Land values, rental rates rising across state
By Janet Kubat Willette
Date Modified: 02/09/2012 3:43 PM
MANKATO, Minn. — Land value and rental rate survey results released last week by the Minnesota Chapter of the American Society of Farm Managers and Rural Appraisers show rising rental and land value rates in Minnesota.
Leon Carlson, of Upper Midwest Management Corporation in Olivia, estimates that good quality Minnesota land may match Iowa's increase of 32 percent in land value. Lower quality land, however, isn't increasing in value as quickly. The value of recreational land has dropped along with the economy.
Carlson, a member of the chapter's Land Value and Rental Rate Committee, did a survey of 10 individual members from southern, central and northwestern Minnesota during the last week of December and first two weeks of January.
He presented his data along with data compiled by Farryl Kluis of Hoysler Associates in Faribault on Jan. 26 at the organization's 83rd annual meeting. Kluis is chairman of the chapter's Land Value and Rental Rate Committee.
He did three online surveys that were sent to members from mid-October to late November. Kluis compiled the results last month. One of the online surveys was also sent to members of the Realtors Land Institute.
The rate of increase in land value varies across the state and by type of land, Kluis said.
Carlson's survey found that in the southwest area two land sales brought more than $12,000 per acre. In Mower County, land was selling for $7,000 to $8,000 an acre. In south central Minnesota, land prices increased 30 percent to 40 percent from a year earlier.

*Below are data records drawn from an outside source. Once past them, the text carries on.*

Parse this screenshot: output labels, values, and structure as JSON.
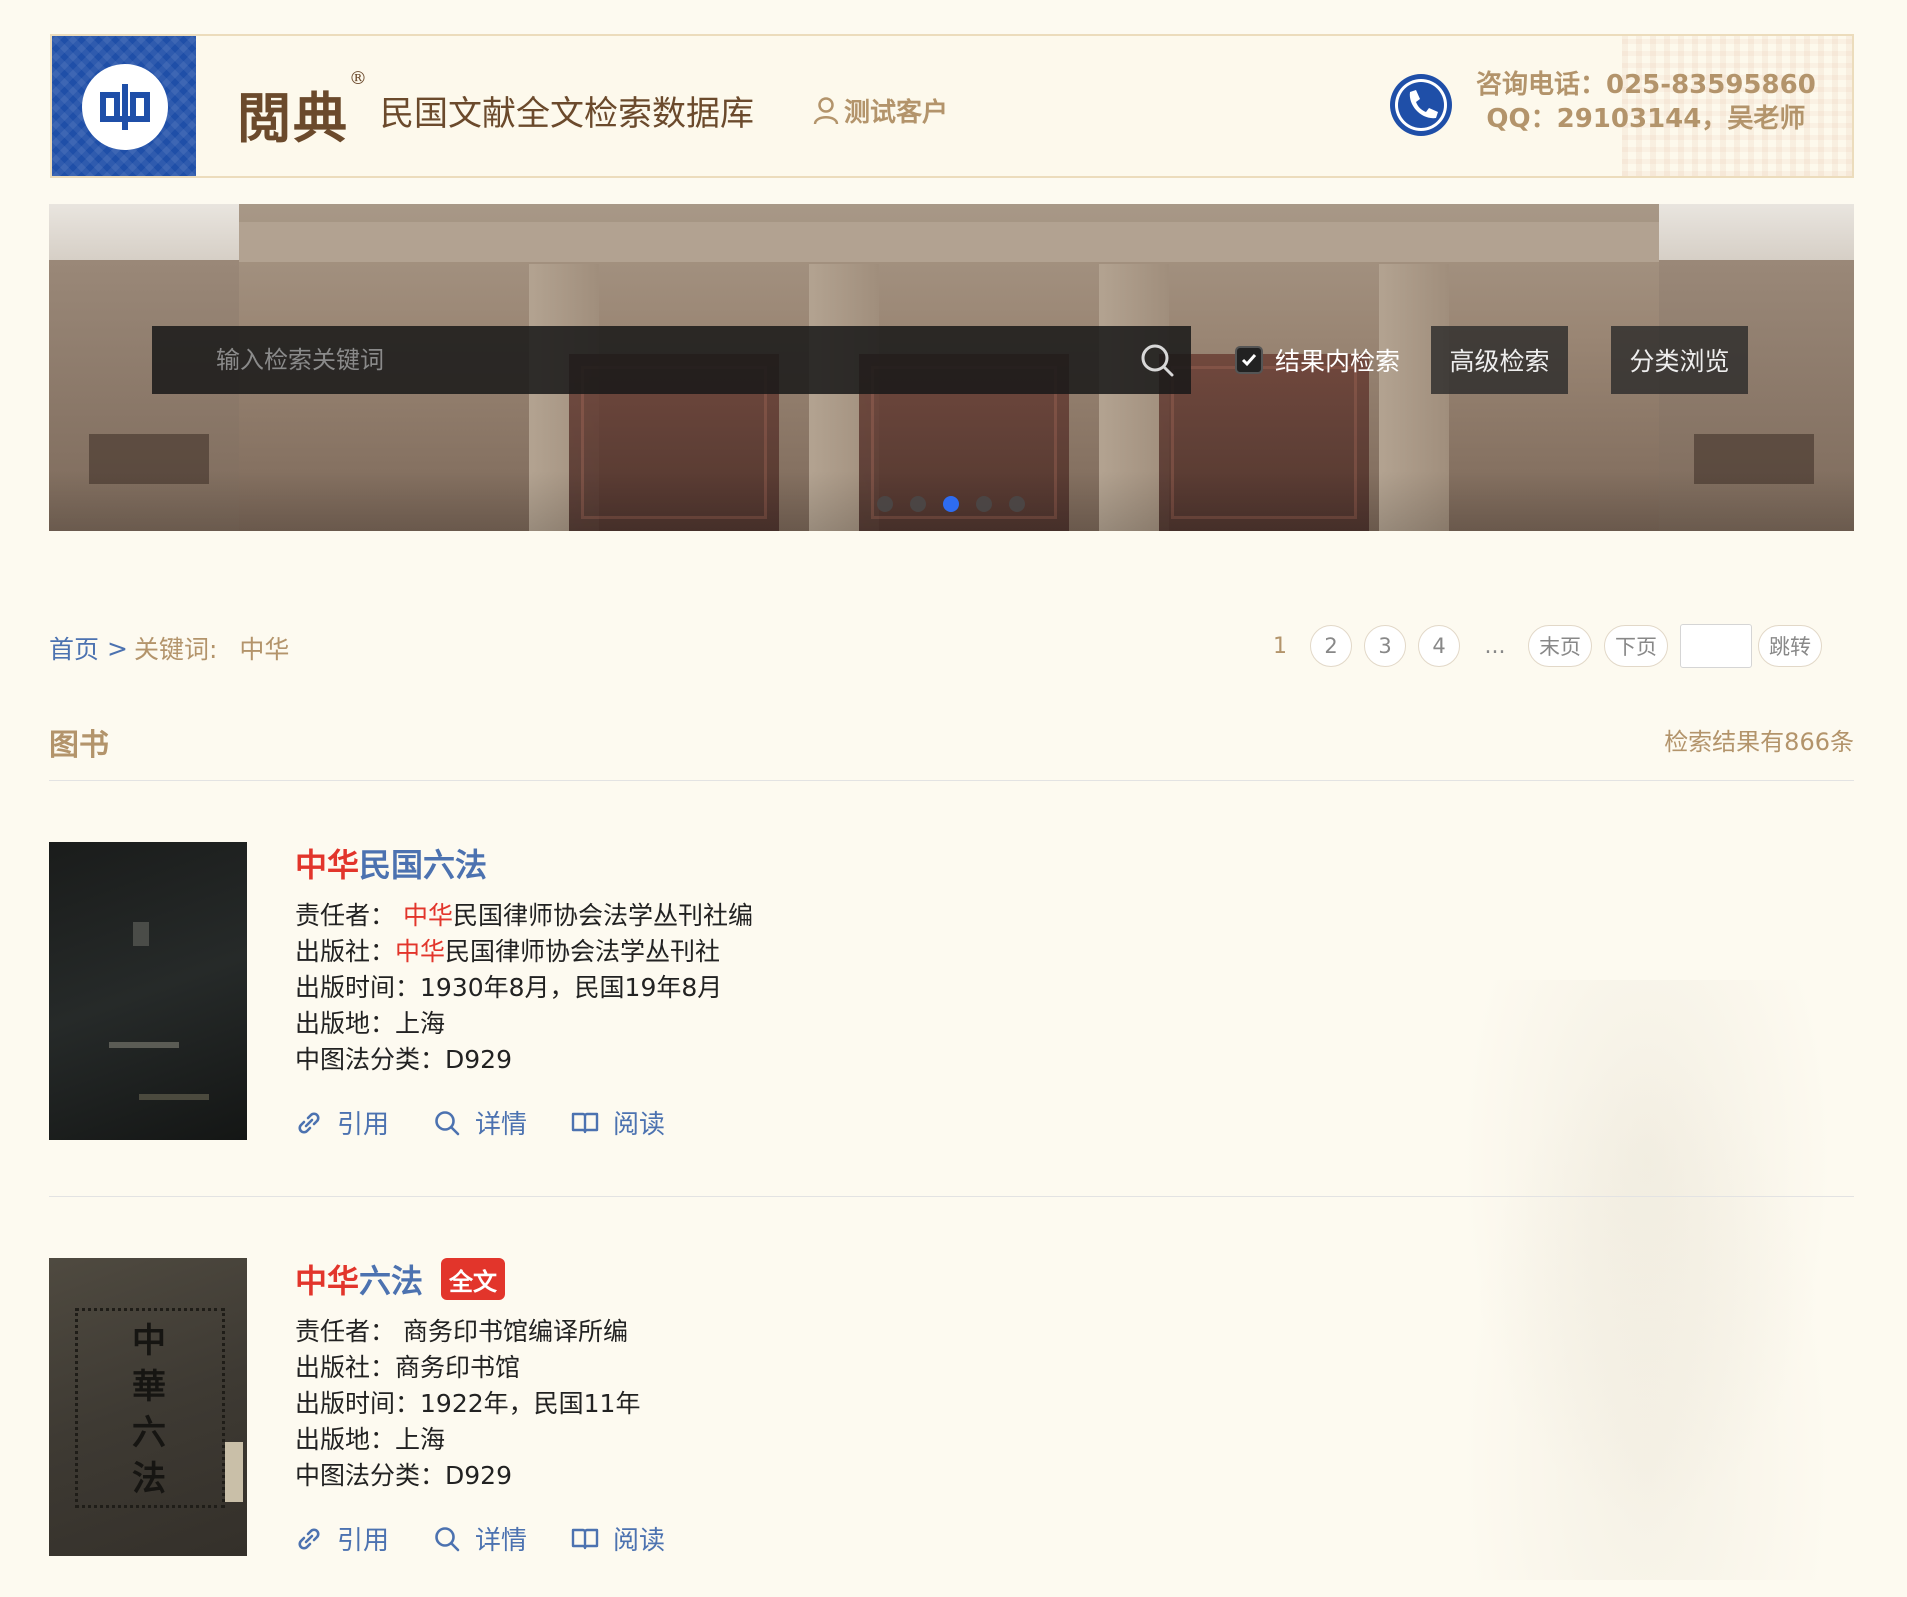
{
  "header": {
    "brand": "閲典",
    "registered": "®",
    "db_title": "民国文献全文检索数据库",
    "user": "测试客户",
    "contact_phone": "咨询电话：025-83595860",
    "contact_qq": "QQ：29103144，吴老师",
    "logo_color": "#1f4fa8"
  },
  "search": {
    "placeholder": "输入检索关键词",
    "value": "",
    "inside_label": "结果内检索",
    "inside_checked": true,
    "advanced_label": "高级检索",
    "browse_label": "分类浏览"
  },
  "carousel": {
    "count": 5,
    "active_index": 2
  },
  "breadcrumb": {
    "home": "首页",
    "separator": ">",
    "keyword_label": "关键词:",
    "keyword": "中华"
  },
  "pager": {
    "current": "1",
    "pages": [
      "2",
      "3",
      "4"
    ],
    "ellipsis": "...",
    "last": "末页",
    "next": "下页",
    "jump_value": "",
    "jump": "跳转"
  },
  "section": {
    "title": "图书",
    "count_text": "检索结果有866条"
  },
  "records": [
    {
      "title_hl": "中华",
      "title_rest": "民国六法",
      "full_text_tag": "",
      "author_label": "责任者：",
      "author_hl": "中华",
      "author_rest": "民国律师协会法学丛刊社编",
      "publisher_label": "出版社：",
      "publisher_hl": "中华",
      "publisher_rest": "民国律师协会法学丛刊社",
      "date_label": "出版时间：",
      "date": "1930年8月，民国19年8月",
      "place_label": "出版地：",
      "place": "上海",
      "class_label": "中图法分类：",
      "class": "D929"
    },
    {
      "title_hl": "中华",
      "title_rest": "六法",
      "full_text_tag": "全文",
      "author_label": "责任者：",
      "author_hl": "",
      "author_rest": "商务印书馆编译所编",
      "publisher_label": "出版社：",
      "publisher_hl": "",
      "publisher_rest": "商务印书馆",
      "date_label": "出版时间：",
      "date": "1922年，民国11年",
      "place_label": "出版地：",
      "place": "上海",
      "class_label": "中图法分类：",
      "class": "D929",
      "cover_text": "中華六法"
    }
  ],
  "actions": {
    "cite": "引用",
    "detail": "详情",
    "read": "阅读"
  },
  "colors": {
    "accent_gold": "#b3946b",
    "link_blue": "#4c72b0",
    "highlight_red": "#e2352b",
    "active_dot": "#2e6cf0"
  }
}
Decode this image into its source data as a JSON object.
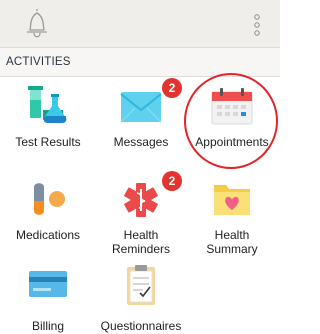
{
  "header": {
    "bell_icon": "bell-icon",
    "menu_icon": "vertical-ellipsis-icon"
  },
  "section": {
    "title": "ACTIVITIES"
  },
  "tiles": [
    {
      "label": "Test Results",
      "icon": "lab-flasks-icon"
    },
    {
      "label": "Messages",
      "icon": "envelope-icon",
      "badge": "2"
    },
    {
      "label": "Appointments",
      "icon": "calendar-icon",
      "highlighted": true
    },
    {
      "label": "Medications",
      "icon": "pill-icon"
    },
    {
      "label": "Health\nReminders",
      "icon": "medical-star-icon",
      "badge": "2"
    },
    {
      "label": "Health\nSummary",
      "icon": "heart-folder-icon"
    },
    {
      "label": "Billing",
      "icon": "credit-card-icon"
    },
    {
      "label": "Questionnaires",
      "icon": "clipboard-icon"
    }
  ],
  "colors": {
    "header_bg": "#efeeea",
    "badge": "#e2332f",
    "highlight": "#e0262a"
  }
}
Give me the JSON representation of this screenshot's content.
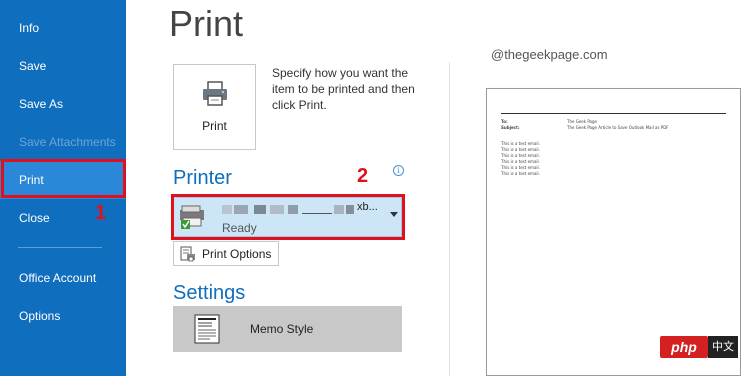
{
  "sidebar": {
    "items": [
      {
        "label": "Info"
      },
      {
        "label": "Save"
      },
      {
        "label": "Save As"
      },
      {
        "label": "Save Attachments"
      },
      {
        "label": "Print"
      },
      {
        "label": "Close"
      },
      {
        "label": "Office Account"
      },
      {
        "label": "Options"
      }
    ],
    "background": "#106ebe",
    "selected_color": "#2b88d8"
  },
  "annotations": {
    "step1": "1",
    "step2": "2",
    "color": "#e3101c"
  },
  "main": {
    "title": "Print",
    "print_button_label": "Print",
    "print_description": "Specify how you want the item to be printed and then click Print.",
    "printer_heading": "Printer",
    "printer": {
      "name_suffix": "xb...",
      "status": "Ready",
      "icon": "printer-icon"
    },
    "printer_info_glyph": "i",
    "print_options_label": "Print Options",
    "settings_heading": "Settings",
    "memo_style_label": "Memo Style",
    "accent_color": "#106ebe"
  },
  "watermark": "@thegeekpage.com",
  "preview": {
    "to_label": "To:",
    "to_value": "The Geek Page",
    "subject_label": "Subject:",
    "subject_value": "The Geek Page Article to Save Outlook Mail as PDF",
    "body_lines": [
      "This is a test email.",
      "This is a test email.",
      "This is a test email.",
      "This is a test email.",
      "This is a test email.",
      "This is a test email."
    ]
  },
  "badge": {
    "php": "php",
    "suffix": "中文网"
  }
}
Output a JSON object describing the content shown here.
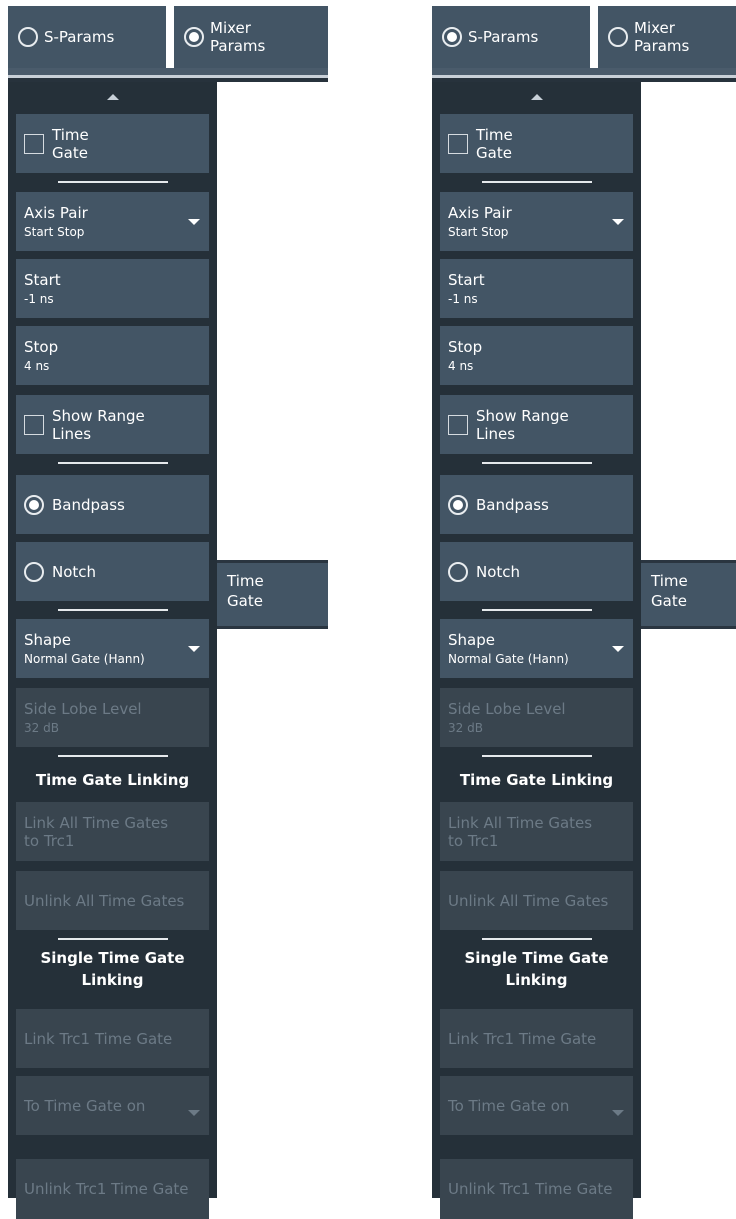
{
  "colors": {
    "panel_bg": "#253039",
    "button_bg": "#435565",
    "disabled_bg": "#39454f",
    "disabled_text": "#6c7a86",
    "text": "#ffffff"
  },
  "left": {
    "topbar": {
      "sparams_label": "S-Params",
      "mixer_label_line1": "Mixer",
      "mixer_label_line2": "Params",
      "selected": "mixer"
    },
    "time_gate_check": {
      "line1": "Time",
      "line2": "Gate",
      "checked": false
    },
    "axis_pair": {
      "label": "Axis Pair",
      "value": "Start Stop"
    },
    "start": {
      "label": "Start",
      "value": "-1 ns"
    },
    "stop": {
      "label": "Stop",
      "value": "4 ns"
    },
    "show_range_lines": {
      "line1": "Show Range",
      "line2": "Lines",
      "checked": false
    },
    "bandpass": {
      "label": "Bandpass",
      "selected": true
    },
    "notch": {
      "label": "Notch",
      "selected": false
    },
    "shape": {
      "label": "Shape",
      "value": "Normal Gate (Hann)"
    },
    "side_lobe": {
      "label": "Side Lobe Level",
      "value": "32 dB"
    },
    "linking_title": "Time Gate Linking",
    "link_all": {
      "line1": "Link All Time Gates",
      "line2": "to Trc1"
    },
    "unlink_all": "Unlink All Time Gates",
    "single_title_line1": "Single Time Gate",
    "single_title_line2": "Linking",
    "link_trc1": "Link Trc1 Time Gate",
    "to_time_gate_on": "To Time Gate on",
    "unlink_trc1": "Unlink Trc1 Time Gate",
    "side_tab": {
      "line1": "Time",
      "line2": "Gate"
    }
  },
  "right": {
    "topbar": {
      "sparams_label": "S-Params",
      "mixer_label_line1": "Mixer",
      "mixer_label_line2": "Params",
      "selected": "sparams"
    },
    "time_gate_check": {
      "line1": "Time",
      "line2": "Gate",
      "checked": false
    },
    "axis_pair": {
      "label": "Axis Pair",
      "value": "Start Stop"
    },
    "start": {
      "label": "Start",
      "value": "-1 ns"
    },
    "stop": {
      "label": "Stop",
      "value": "4 ns"
    },
    "show_range_lines": {
      "line1": "Show Range",
      "line2": "Lines",
      "checked": false
    },
    "bandpass": {
      "label": "Bandpass",
      "selected": true
    },
    "notch": {
      "label": "Notch",
      "selected": false
    },
    "shape": {
      "label": "Shape",
      "value": "Normal Gate (Hann)"
    },
    "side_lobe": {
      "label": "Side Lobe Level",
      "value": "32 dB"
    },
    "linking_title": "Time Gate Linking",
    "link_all": {
      "line1": "Link All Time Gates",
      "line2": "to Trc1"
    },
    "unlink_all": "Unlink All Time Gates",
    "single_title_line1": "Single Time Gate",
    "single_title_line2": "Linking",
    "link_trc1": "Link Trc1 Time Gate",
    "to_time_gate_on": "To Time Gate on",
    "unlink_trc1": "Unlink Trc1 Time Gate",
    "side_tab": {
      "line1": "Time",
      "line2": "Gate"
    }
  }
}
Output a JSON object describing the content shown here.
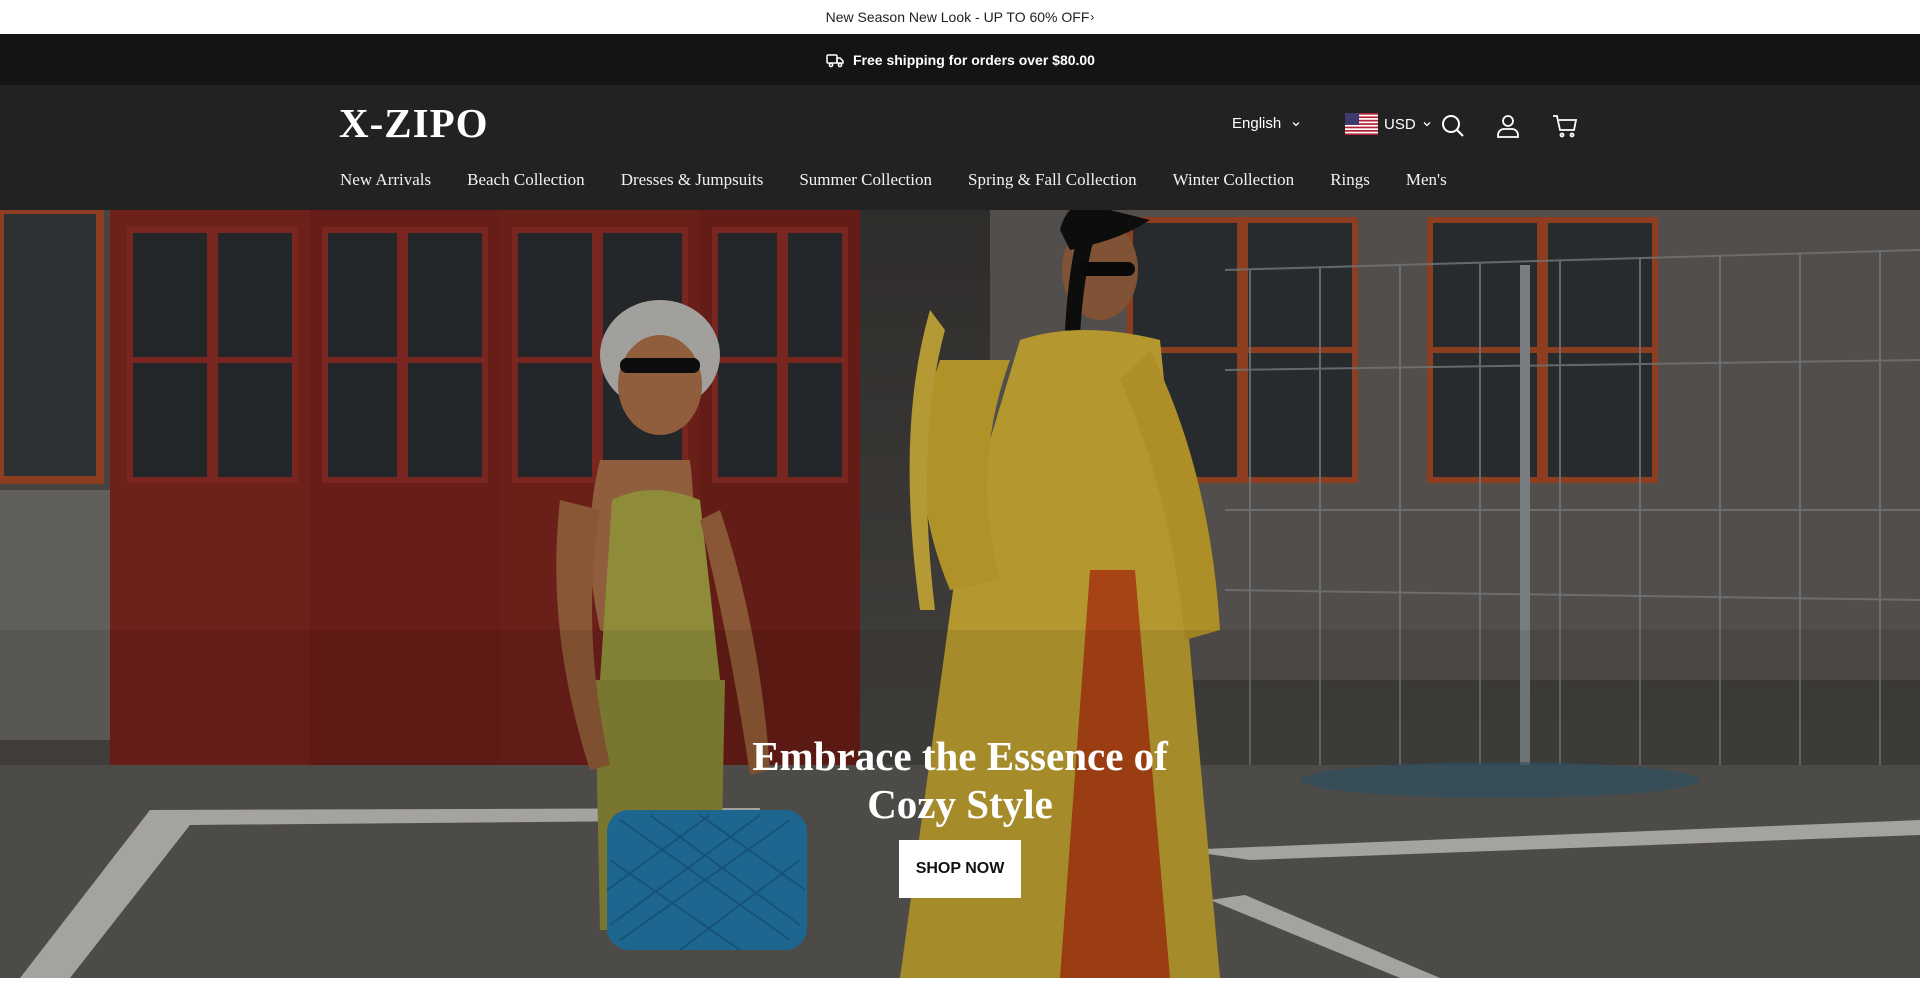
{
  "announcement": {
    "text": "New Season New Look - UP TO 60% OFF",
    "arrow": "›"
  },
  "shipping_bar": {
    "text": "Free shipping for orders over $80.00",
    "icon": "truck-icon"
  },
  "header": {
    "logo": "X-ZIPO",
    "language": "English",
    "currency": "USD",
    "icons": [
      "search-icon",
      "account-icon",
      "cart-icon"
    ]
  },
  "nav": {
    "items": [
      {
        "label": "New Arrivals"
      },
      {
        "label": "Beach Collection"
      },
      {
        "label": "Dresses & Jumpsuits"
      },
      {
        "label": "Summer Collection"
      },
      {
        "label": "Spring & Fall Collection"
      },
      {
        "label": "Winter Collection"
      },
      {
        "label": "Rings"
      },
      {
        "label": "Men's"
      }
    ]
  },
  "hero": {
    "title": "Embrace the Essence of Cozy Style",
    "button_label": "SHOP NOW"
  },
  "colors": {
    "header_bg": "#222222",
    "shipbar_bg": "#141414",
    "door_red": "#8e2a22",
    "window_orange": "#b5502a",
    "yellow_dress": "#e7c23c",
    "orange_panel": "#d8571c",
    "bag_blue": "#2a8fc9"
  }
}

In the Olivia area, sale prices are up 20 percent or more from January 2011. In the New Ulm area, the highest land sales were in the $9,000 per acre range.
It's a wild market, Kluis said, telling of land sales of $6,000 and $9,000 per acre in the same neighborhood in a short time period. The land was of similar quality.
About 44 percent of those surveyed expect land prices to remain constant and another 44 percent expect land prices to increase from 1 percent to 10 percent in 2012-2013 compared to 2011-12. About 11 percent of those surveyed expect land prices to increase by 11 percent to 20 percent.
Rental rates aren't keeping pace with increasing land values, Carlson said, although they are increasing.
In his survey, land rental rates were reported at more than $400 per acre in southeast Minnesota and the New Ulm area. Rental rates are approaching $400 per acre in the southwest. In the Olivia area, cropland rental rates are in the $250 to $325 per acre range.
In south central Minnesota and the St. Cloud area, more flexible cash rent leases are being used.